The usual way to measure flow is how often you need to change your protection. During a normal period, you shouldn’t have to change your tampon or pad more than every 4-5 hours. Remember, however, that this can vary from woman to woman, so if your experience is different, that’s probably just fine.

You may see blood clots, especially in the heaviest part of your cycle; as long as the clots are smaller than a quarter, no worries.

What does heavy menstrual flow look like?

Heavy flow is defined as anything over 80ml per period, and it usually means you’re changing your protection every hour or two. As a reference, twelve to sixteen or more soaked sanitary products during a period means you’re experiencing heavy flow. You may also see more or larger clots. In menopause and perimenopause, pink spotting is common during times of heavy flow.

What are the impacts of having heavy periods?

While the occasional heavier period is completely normal during perimenopause, there are health ramifications to be aware of.

  1. Blood volume. If you feel dizzy or your heart pounds or your head swims when you get up from lying or sitting, the amount of blood in your system is too low. Replace it with salty fluids like tomato juice, broths, etc. You’ll need to bump up your fluid intake by as much as 4-6 cups.
  2. Iron deficiency. Anemia is pretty common, especially if you’ve had a few heavy cycles in a row. You can take an iron supplement every day and increase the iron-rich foods in your diet: liver, egg yolks, dark leafy greens, and dried fruits.
  3. Increased stress. Many women would probably say having their period adds a layer of stress to their lives, but concern over leaking or excessive bleeding can really impact a woman’s life.

What else can cause heavy bleeding besides perimenopause?

Though heavier flow and periods lasting longer during perimenopause are relatively normal, there are other causes for menorrhagia– some much more serious than a hormonal imbalance. According to Everyday Health, other reasons for heavy bleeding include uterine fibroids, endometrial polyps, infections, weight changes, stress, bleeding disorders, conditions related to pregnancy, and uterine cancer. Mayo Clinic says heavy bleeding can also result from using an IUD or certain medications like anti-inflammatories, hormones, and anticoagulants. Hypothyroidism may also be responsible for heavy bleeding. There are many menstrual irregularities in menopause, and a wide range of causes.

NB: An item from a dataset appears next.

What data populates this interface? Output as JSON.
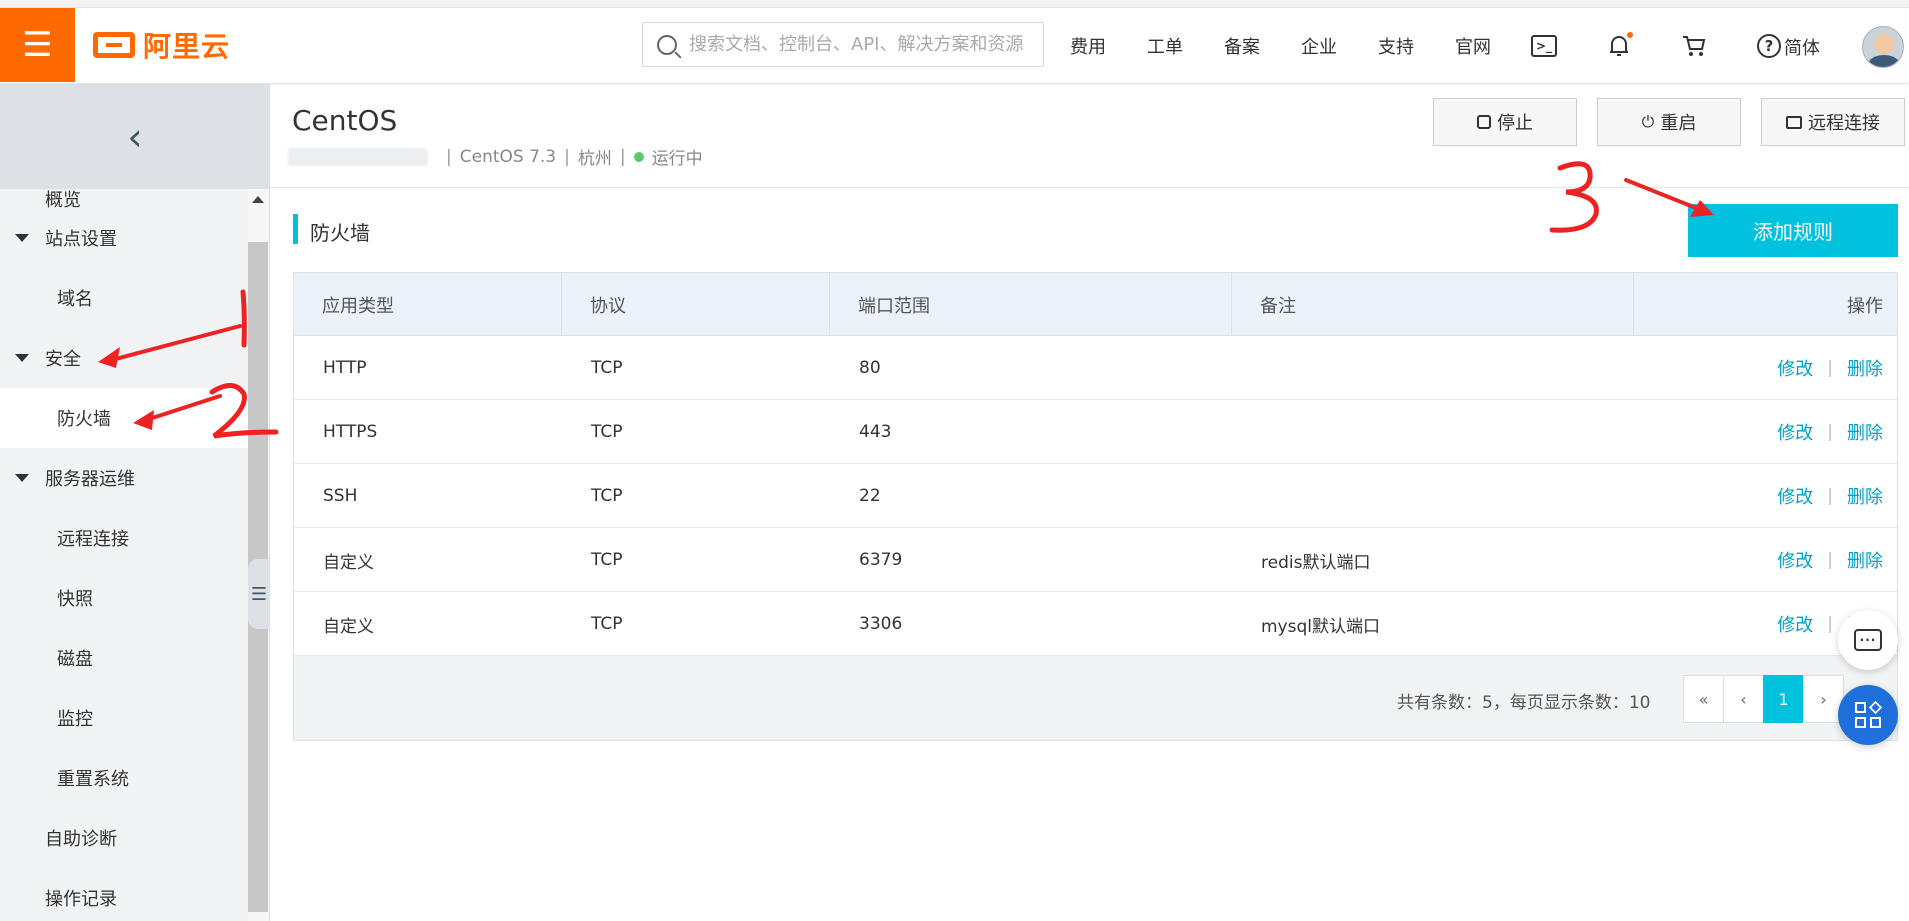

When do I need to talk to a doctor?*

As always, you know your body best, and you should never hesitate to get professional help if you think you need it. If you experience heavy bleeding, you should probably consult your ob/gyn to rule out other causes. Here are some things to look out for:

  1. Bleeding so heavy it soaks a pad or tampon in an hour and lasts for more than two hours.
  2. Clots larger than a quarter.
  3. Dizziness, breathlessness, fatigue.
  4. How long is too long for periods during perimenopause? Bleeding that lasts more than two weeks should be addressed with a professional.
  5. Bleeding after menopause.
  6. Bleeding after sex.

If any of these sound familiar, make an appointment with your ob/gyn.

What can I do about heavy bleeding?*

If heavy bleeding is impacting your life – even if the cause isn’t dangerous – there are ways to control it. As usual, they run the gamut from lifestyle changes to surgery.

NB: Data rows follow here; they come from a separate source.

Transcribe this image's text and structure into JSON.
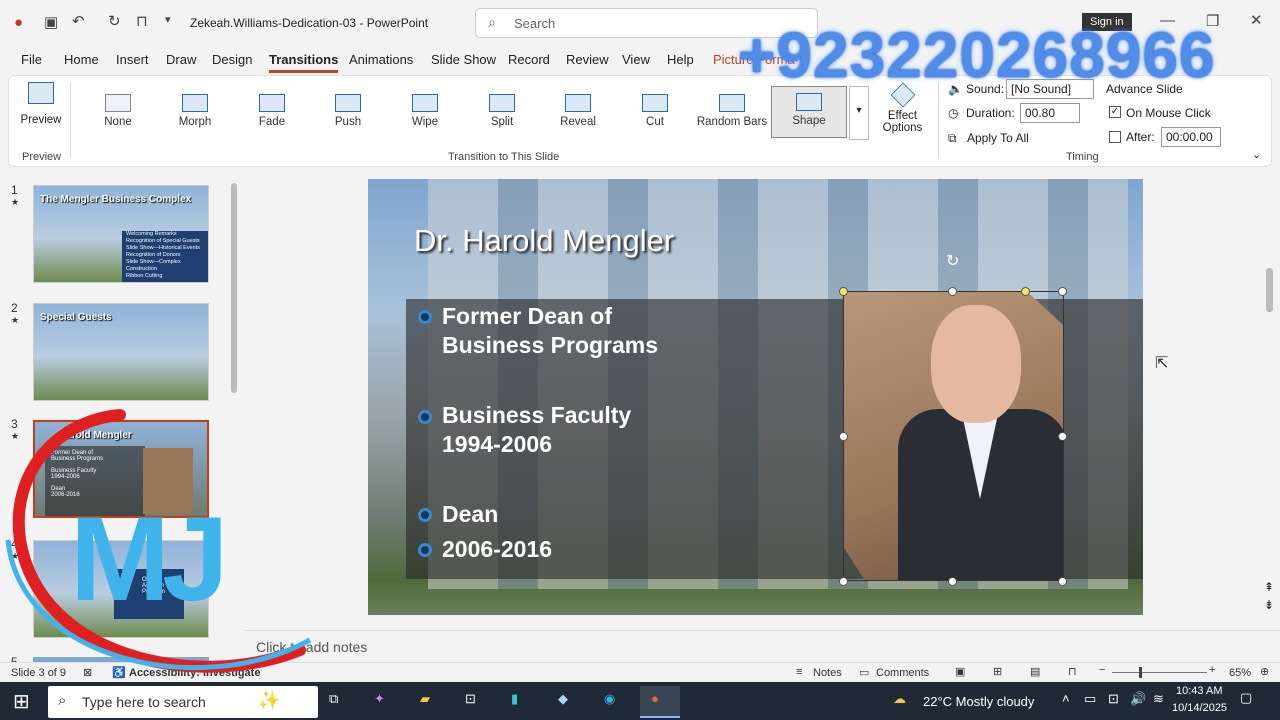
{
  "window": {
    "title": "Zekeah.Williams-Dedication-03  -  PowerPoint",
    "search_placeholder": "Search",
    "sign_in": "Sign in"
  },
  "menu": [
    "File",
    "Home",
    "Insert",
    "Draw",
    "Design",
    "Transitions",
    "Animations",
    "Slide Show",
    "Record",
    "Review",
    "View",
    "Help",
    "Picture Forma"
  ],
  "ribbon": {
    "preview_label": "Preview",
    "preview_group": "Preview",
    "transitions": [
      "None",
      "Morph",
      "Fade",
      "Push",
      "Wipe",
      "Split",
      "Reveal",
      "Cut",
      "Random Bars",
      "Shape"
    ],
    "selected_transition": "Shape",
    "transition_group": "Transition to This Slide",
    "effect_options": "Effect Options",
    "sound_label": "Sound:",
    "sound_value": "[No Sound]",
    "duration_label": "Duration:",
    "duration_value": "00.80",
    "apply_to_all": "Apply To All",
    "advance_slide": "Advance Slide",
    "on_mouse_click": "On Mouse Click",
    "after_label": "After:",
    "after_value": "00:00.00",
    "timing_group": "Timing"
  },
  "thumbnails": [
    {
      "num": "1",
      "star": "★",
      "title": "The Mengler Business Complex",
      "items": [
        "Welcoming Remarks",
        "Recognition of Special Guests",
        "Slide Show—Historical Events",
        "Recognition of Donors",
        "Slide Show—Complex Construction",
        "Ribbon Cutting"
      ]
    },
    {
      "num": "2",
      "star": "★",
      "title": "Special Guests",
      "items": []
    },
    {
      "num": "3",
      "star": "★",
      "title": "Harold Mengler",
      "items": [
        "Former Dean of",
        "Business Programs",
        "Business Faculty",
        "1994-2006",
        "Dean",
        "2006-2016"
      ]
    },
    {
      "num": "4",
      "star": "★",
      "title": "",
      "items": [
        "Online",
        "Academ",
        "Program"
      ]
    },
    {
      "num": "5",
      "star": "",
      "title": "",
      "items": []
    }
  ],
  "slide": {
    "title": "Dr. Harold Mengler",
    "bullets": [
      {
        "line1": "Former Dean of",
        "line2": "Business Programs"
      },
      {
        "line1": "Business Faculty",
        "line2": "1994-2006"
      },
      {
        "line1": "Dean",
        "line2": ""
      },
      {
        "line1": "2006-2016",
        "line2": ""
      }
    ]
  },
  "notes_placeholder": "Click to add notes",
  "status": {
    "slide_of": "Slide 3 of 9",
    "accessibility": "Accessibility: Investigate",
    "notes": "Notes",
    "comments": "Comments",
    "zoom": "65%"
  },
  "taskbar": {
    "search_placeholder": "Type here to search",
    "weather": "22°C  Mostly cloudy",
    "time": "10:43 AM",
    "date": "10/14/2025"
  },
  "overlay": {
    "phone": "+923220268966",
    "logo": "MJ"
  },
  "colors": {
    "accent": "#b7472a",
    "selection_handle": "#ffffff",
    "taskbar": "#1f2a36"
  }
}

  1. Manage your weight. Fat tissue produces estrogen, which, if you remember, thickens the uterine lining, and the thicker lining results in a heavier period.
  2. Take NSAIDs. Nonsteroidal anti-inflammatories like ibuprofen (Advil, Motrin IB) or Aleve can help reduce blood loss.
  3. Check your birth control and other medications. Since these can contribute to heavy bleeding, you might want to check with your doc on finding alternatives.

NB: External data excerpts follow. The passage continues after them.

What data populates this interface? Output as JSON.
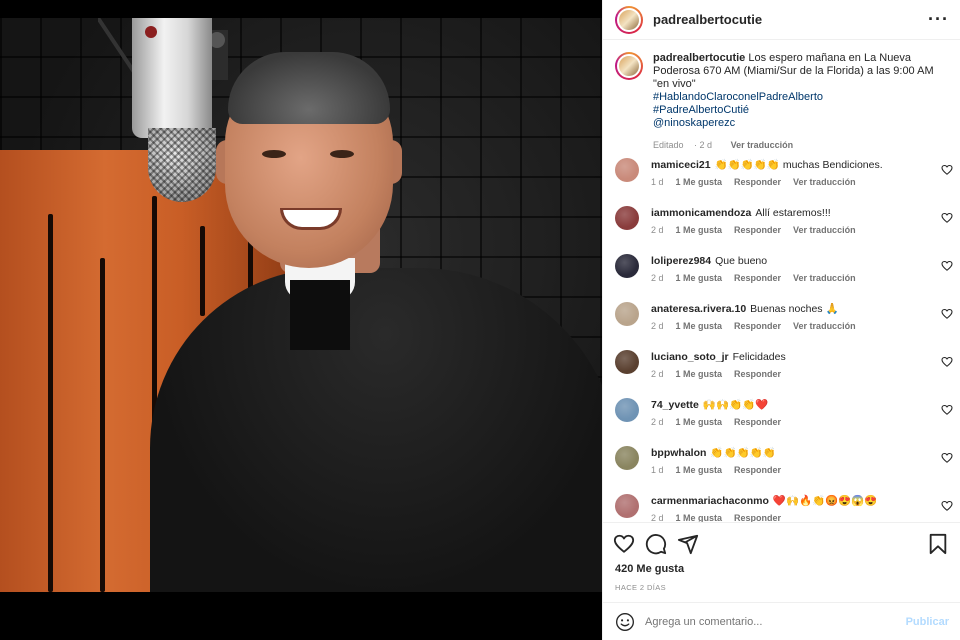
{
  "post": {
    "author": "padrealbertocutie",
    "more_icon": "more-horizontal-icon",
    "caption": {
      "username": "padrealbertocutie",
      "text": "Los espero mañana en La Nueva Poderosa 670 AM (Miami/Sur de la Florida) a las 9:00 AM \"en vivo\"",
      "tags": [
        "#HablandoClaroconelPadreAlberto",
        "#PadreAlbertoCutié",
        "@ninoskaperezc"
      ],
      "edited": "Editado",
      "time": "2 d",
      "translate": "Ver traducción"
    }
  },
  "comments": [
    {
      "username": "mamiceci21",
      "text": "👏👏👏👏👏 muchas Bendiciones.",
      "time": "1 d",
      "likes": "1 Me gusta",
      "reply": "Responder",
      "translate": "Ver traducción",
      "avatar_color": "#c98a7a"
    },
    {
      "username": "iammonicamendoza",
      "text": "Allí estaremos!!!",
      "time": "2 d",
      "likes": "1 Me gusta",
      "reply": "Responder",
      "translate": "Ver traducción",
      "avatar_color": "#8a3c3c"
    },
    {
      "username": "loliperez984",
      "text": "Que bueno",
      "time": "2 d",
      "likes": "1 Me gusta",
      "reply": "Responder",
      "translate": "Ver traducción",
      "avatar_color": "#2a2a3a"
    },
    {
      "username": "anateresa.rivera.10",
      "text": "Buenas noches 🙏",
      "time": "2 d",
      "likes": "1 Me gusta",
      "reply": "Responder",
      "translate": "Ver traducción",
      "avatar_color": "#b9a48c"
    },
    {
      "username": "luciano_soto_jr",
      "text": "Felicidades",
      "time": "2 d",
      "likes": "1 Me gusta",
      "reply": "Responder",
      "translate": "",
      "avatar_color": "#5a4030"
    },
    {
      "username": "74_yvette",
      "text": "🙌🙌👏👏❤️",
      "time": "2 d",
      "likes": "1 Me gusta",
      "reply": "Responder",
      "translate": "",
      "avatar_color": "#6f93b4"
    },
    {
      "username": "bppwhalon",
      "text": "👏👏👏👏👏",
      "time": "1 d",
      "likes": "1 Me gusta",
      "reply": "Responder",
      "translate": "",
      "avatar_color": "#8a8560"
    },
    {
      "username": "carmenmariachaconmo",
      "text": "❤️🙌🔥👏😡😍😱😍",
      "time": "2 d",
      "likes": "1 Me gusta",
      "reply": "Responder",
      "translate": "",
      "avatar_color": "#b07070"
    }
  ],
  "actions": {
    "likes": "420 Me gusta",
    "ago": "HACE 2 DÍAS"
  },
  "add_comment": {
    "placeholder": "Agrega un comentario...",
    "post_label": "Publicar"
  },
  "colors": {
    "link": "#00376b",
    "muted": "#8e8e8e",
    "post_disabled": "#b3dbff"
  }
}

There are medications that can reduce heavy bleeding in perimenopause, including some hormones (birth control pills, progestin-releasing IUDs), and tranexamic acid (a non-hormonal drug).


If other methods don’t work or are otherwise ruled out, there are surgical procedures to reduce or eliminate heavy bleeding:

  1. Hysterectomy. The removal of the uterus obviously ends heavy bleeding. There are health concerns from this procedure as well, so weigh the pros and cons with your doctor and family.
  2. Endometrial ablation. This surgical destruction of the lining of the uterus can slow or stop menstrual flow. While women can still get pregnant after an ablation, it may be more difficult or riskier.
  3. Removal of polyps or fibroids. Both polyps and fibroids can trigger heavy bleeding, so surgical removal may be recommended.

Heavy bleeding is spectacularly annoying, but for most women it doesn’t happen often or long enough for concern. Weird periods are to be expected in our 40s and up.

But if heavy bleeding is disrupting your life to an extraordinary extent, or if you feel you may be experiencing something outside the (admittedly wide) range of “normal,” please see your doctor. Rule out more serious causes, get help and advice to handle what’s happening. Then share with us in the comments or on genneve’s Facebook page or in Midlife & Menopause Solutions, our closed Facebook group.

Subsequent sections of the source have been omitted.